Light Gets In is a collaborative art project, co-created with the input of residents near Mt. Fuji and in Japan.
Thinking through Mt. Fuji as a subject, this project is motivated by 3 questions:
1. How does a body function as a site of contradictions?
Amongst others, Mt. Fuji has been a symbol of power and beauty, prefectural and national exceptionalism, fire and water. It is a symbol of fear and favour, both for its potential for destruction – it remains an active volcano – and abundance – minerals and spring water continue to flow from the mountain, fuelling agricultural, cultural, and industrial activities today.
2. How are symbols re/de/constructed?
Early impressions of Mt. Fuji, as catalogued in Japan’s earliest poetic anthology Man’yōshū in the eighth-century, differ based on an individual’s social status, distance, and elevation to the mountain. The meaning ascribed to the mountain is, in part, a cultural creation depending on one’s vantage point.

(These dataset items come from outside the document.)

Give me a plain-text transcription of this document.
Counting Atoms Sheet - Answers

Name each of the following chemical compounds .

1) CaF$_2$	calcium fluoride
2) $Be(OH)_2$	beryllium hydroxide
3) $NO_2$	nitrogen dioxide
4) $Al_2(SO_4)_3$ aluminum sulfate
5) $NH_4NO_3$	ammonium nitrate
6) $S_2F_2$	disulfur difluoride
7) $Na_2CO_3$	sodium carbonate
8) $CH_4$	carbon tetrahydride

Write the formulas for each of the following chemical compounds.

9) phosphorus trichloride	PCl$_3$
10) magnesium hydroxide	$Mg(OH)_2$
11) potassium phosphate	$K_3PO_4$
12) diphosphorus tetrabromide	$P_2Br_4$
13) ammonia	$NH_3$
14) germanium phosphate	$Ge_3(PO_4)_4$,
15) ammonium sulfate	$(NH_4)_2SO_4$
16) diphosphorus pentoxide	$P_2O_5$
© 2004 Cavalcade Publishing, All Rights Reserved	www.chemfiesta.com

3. What makes things "sacred"?
Even secular activities surrounding the mountain today promote its cleansing and awe-inducing properties. Meanwhile, in the present-day continued practice of descendants of Fujikō (Fuji-based religions), sacredness is retained in the veneration of several different sources: the founder of the religion, religious artefacts, or the mountain itself.
How are these questions also applicable to us, reified in the ways that we live, act, and believe?